You can then insert code like the following:
import json
import matplotlib.pyplot as plt
with open("sentiment_data.json") as file:
data = json.load(file)
html_css_data = data["html_css_data"]
javascript_frontend_data = data["javascript_frontend_data"]
javascript_backend_data = data["javascript_backend_data"]
c_sharp_data = data["c_sharp_data"]
datalagring_data = data["datalagring_data"]
asp_net_data = data["asp_net_data"]
datasets = [
("HTML/CSS", html_css_data, "#1f77b4"),
("JavaScript Frontend", javascript_frontend_data, "#ff7f0e"),
("JavaScript Backend", javascript_backend_data, "#2ca02c"),
("C#", c_sharp_data, "#d62728"),
("Datalagring", datalagring_data, "#9467bd"),
("ASP.NET", asp_net_data, "#8c564b"),
]
fig, ax1 = plt.subplots(figsize=(10, 5))
for name, data, color in datasets:
x = [d["x"] for d in data]
y = [d["y"] for d in data]
ax1.plot(x, y, marker="o", linestyle="-", color=color, label=name, alpha=0.7)
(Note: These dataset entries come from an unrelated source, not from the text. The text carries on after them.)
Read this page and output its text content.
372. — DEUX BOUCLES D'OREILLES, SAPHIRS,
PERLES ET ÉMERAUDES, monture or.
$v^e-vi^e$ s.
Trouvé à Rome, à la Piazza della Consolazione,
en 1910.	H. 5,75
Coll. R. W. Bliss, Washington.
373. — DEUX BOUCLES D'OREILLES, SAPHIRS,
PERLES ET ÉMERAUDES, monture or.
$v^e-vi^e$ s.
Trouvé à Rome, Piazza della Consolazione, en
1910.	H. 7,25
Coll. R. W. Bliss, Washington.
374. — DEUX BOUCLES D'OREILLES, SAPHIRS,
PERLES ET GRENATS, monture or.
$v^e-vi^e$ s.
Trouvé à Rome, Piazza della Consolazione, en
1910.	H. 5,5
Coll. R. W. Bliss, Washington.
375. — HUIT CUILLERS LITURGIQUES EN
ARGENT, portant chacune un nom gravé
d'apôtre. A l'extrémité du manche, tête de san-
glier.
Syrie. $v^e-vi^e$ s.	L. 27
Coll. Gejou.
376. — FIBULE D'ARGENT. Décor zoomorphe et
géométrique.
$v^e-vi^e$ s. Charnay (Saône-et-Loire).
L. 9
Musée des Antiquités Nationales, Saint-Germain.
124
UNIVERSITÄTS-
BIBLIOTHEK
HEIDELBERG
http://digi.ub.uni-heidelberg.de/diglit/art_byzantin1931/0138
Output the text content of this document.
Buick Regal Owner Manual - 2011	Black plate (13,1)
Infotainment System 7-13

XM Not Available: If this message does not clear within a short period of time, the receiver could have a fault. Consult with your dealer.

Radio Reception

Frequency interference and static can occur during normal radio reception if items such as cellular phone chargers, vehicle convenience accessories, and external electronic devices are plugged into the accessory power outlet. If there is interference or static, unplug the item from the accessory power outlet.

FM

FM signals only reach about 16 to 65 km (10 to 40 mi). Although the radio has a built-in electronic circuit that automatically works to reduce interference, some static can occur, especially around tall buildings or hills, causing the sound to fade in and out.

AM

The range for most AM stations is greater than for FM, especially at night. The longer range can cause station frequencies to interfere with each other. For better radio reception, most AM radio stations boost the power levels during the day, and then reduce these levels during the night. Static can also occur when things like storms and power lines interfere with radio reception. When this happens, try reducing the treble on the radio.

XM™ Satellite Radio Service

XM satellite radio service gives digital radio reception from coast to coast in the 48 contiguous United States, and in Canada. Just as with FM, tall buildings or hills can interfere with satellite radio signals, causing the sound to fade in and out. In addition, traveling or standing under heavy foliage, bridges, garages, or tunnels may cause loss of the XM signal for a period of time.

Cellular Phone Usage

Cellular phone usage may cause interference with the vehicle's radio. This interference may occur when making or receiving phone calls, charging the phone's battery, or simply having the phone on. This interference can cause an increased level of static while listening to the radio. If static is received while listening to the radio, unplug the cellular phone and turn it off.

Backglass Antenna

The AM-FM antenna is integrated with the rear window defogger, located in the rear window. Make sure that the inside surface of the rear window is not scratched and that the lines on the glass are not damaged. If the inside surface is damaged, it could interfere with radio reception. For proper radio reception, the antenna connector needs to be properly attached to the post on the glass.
ax1.plot(x, y, linestyle="-", color=color, alpha=0.3, linewidth=4)
ax1.set_xlabel("Week")
ax1.set_ylabel("Sentiment")
ax1.set_title("Sentiment over Time")
ax1.grid(True)
ax1.legend(loc="upper left")
plt.setp(ax1.get_xticklabels(), rotation=45, ha="right", rotation_mode="anchor")
plt.tight_layout()
And run with:
$ pandoc your_document.md -o your_pdf.pdf --toc --number-sections --filter pandoc-plot --filter pandoc-crossref --citeproc
This code is from a recent project of mine. Which resulted in this plot:
CSL style
You can of course change the style of the citations generated. There is a large repository of styles availible. To use, download the .csl file and place it in the base directory, then you can run:
$ pandoc your_document.md -o your_pdf.pdf --toc --number-sections --csl="your_csl.csl" --filter pandoc-plot --filter pandoc-crossref --citeproc
Summary
The end result is a PDF that's nicely formatted, with a table of contents, citations, charts and a reference list.
I personally feel that I've just so far scratched the surface of what's possible to do with Pandoc. But so far I'm very satisfied, this abstracts away a lot of the unpleasurable things with writing.